Denuncian con furia la “charocracia”, se lamentan de la “dictadura del pensionariado” o se escandalizan por la última excentricidad del Ejecutivo. Hablan de los síntomas como si fueran la enfermedad misma, ignorando —quizás por interés, quizás por ignorancia— que el cáncer que devora la nación no es un capricho del gobierno de turno, sino el resultado lógico, matemático e inevitable del Régimen del 78.
La mentira de la representación
Al igual que en 1978 la ponencia constitucional se dedicaba a “leer” lo que otros habían escrito en la sombra, hoy los diputados del Congreso se limitan a “leer” las órdenes de sus jefes de partido. No son representantes de la nación; son empleados a sueldo del Estado. El ciudadano cree elegir, pero solo ratifica una lista cerrada y bloqueada, un menú pre-cocinado por la oligarquía.
Sin una separación de poderes de origen —donde el Ejecutivo no emane del Legislativo—, el Parlamento no es más que una oficina de registro para los decretos del Gobierno. Sin una ley electoral donde un ciudadano elija directamente a su diputado y pueda revocarlo, no existe representación, sino vasallaje.
El consenso de la miseria
La “Constitución del consenso”, que tanto alaban los agentes del sistema, no fue un acuerdo entre ciudadanos, sino un pacto entre el Estado franquista y los partidos políticos para legalizar una situación de poder preexistente. Ese pecado original es el que permite que hoy existan españoles de primera y de segunda, protegidos por una ley electoral que desprecia la igualdad del voto para favorecer el pacto entre élites.
Se nos dice que la Constitución nos otorga “derecho a una vivienda digna” o una “justicia independiente”. Pero los derechos que se conceden en un papel sin que exista una estructura de poder que los garantice son meras declaraciones de intenciones, literatura barata para entretener a la plebe mientras el CGPJ se reparte en una mesa camilla entre el PP y el PSOE.

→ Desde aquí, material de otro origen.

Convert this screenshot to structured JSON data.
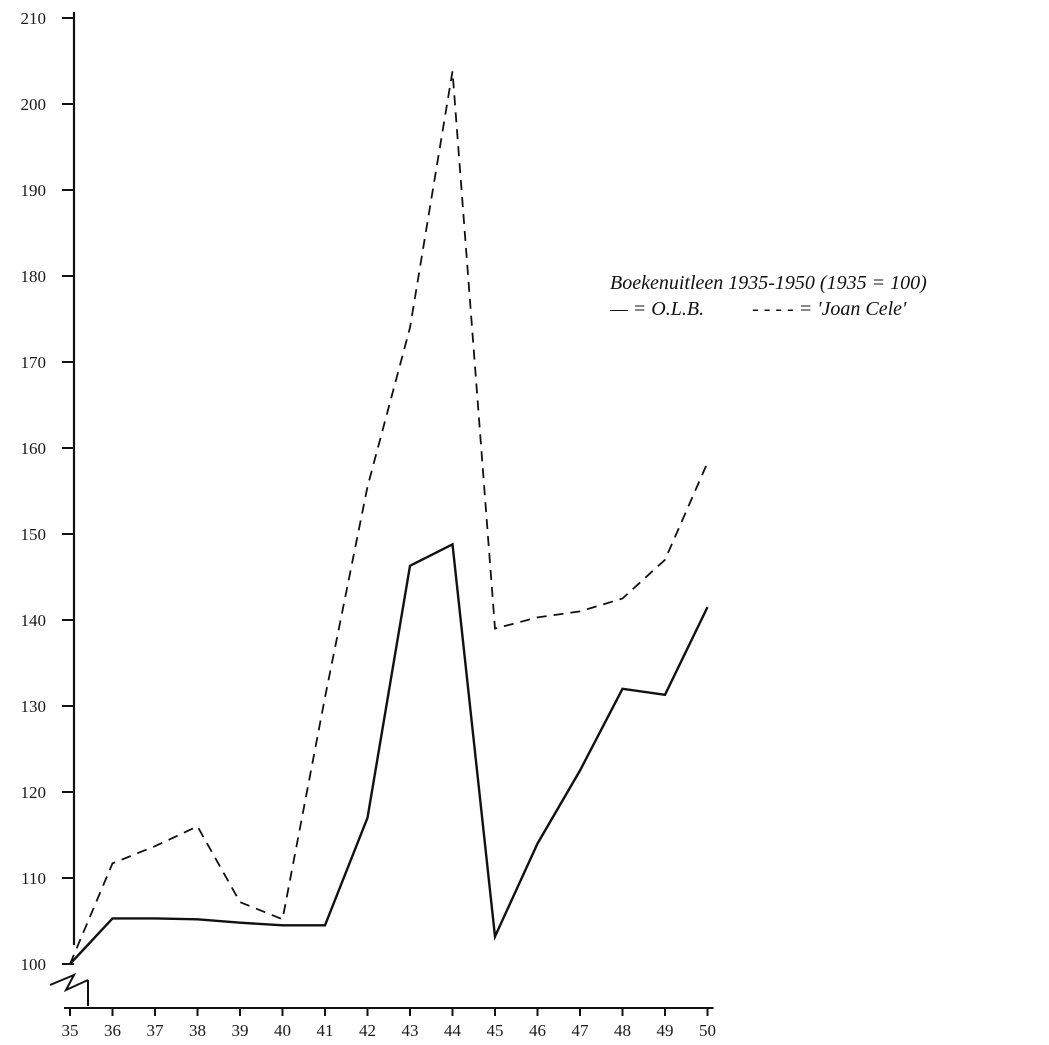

La falsa disidencia: El pastoreo del hartazgo
Lo más peligroso no son los que defienden el sistema desde dentro, sino los que fingen estar fuera para canalizar la indignación hacia callejones sin salida. Estos “disidentes” de salón viven de que el sistema funcione mal. Se nutren de la frustración ciudadana, alimentan la polarización y crean términos estrafalarios para no nombrar lo innombrable: la ruptura.
Si un analista, un influencer o un político no ataca la raíz —la falta de libertad política colectiva, la ausencia de separación de poderes y la Ley Electoral—, no es un disidente; es un agente de contención. Su función es evitar que el español medio entienda que el problema no es el “qué”, sino el “cómo”. No es que las leyes sean malas; es que el procedimiento para hacerlas es intrínsecamente corrupto porque no emana del control ciudadano.
Conclusión: Atacar la causa
No habrá cambio real mientras la crítica se quede en la anécdota. La vivienda, la inseguridad, la precariedad laboral o la manipulación ideológica no son accidentes de tráfico; son el destino marcado en el mapa del 78.
Curar España no pasa por cambiar el color del gobierno para que siga gestionando la misma estructura de poder. Pasa por reconocer que la Constitución no constituye nada más que la impunidad de los partidos. Todo lo que no sea señalar el origen de la enfermedad es seguir alimentando la metástasis. La libertad no se otorga desde arriba; se conquista reconociendo la verdad del engaño en el que vivimos.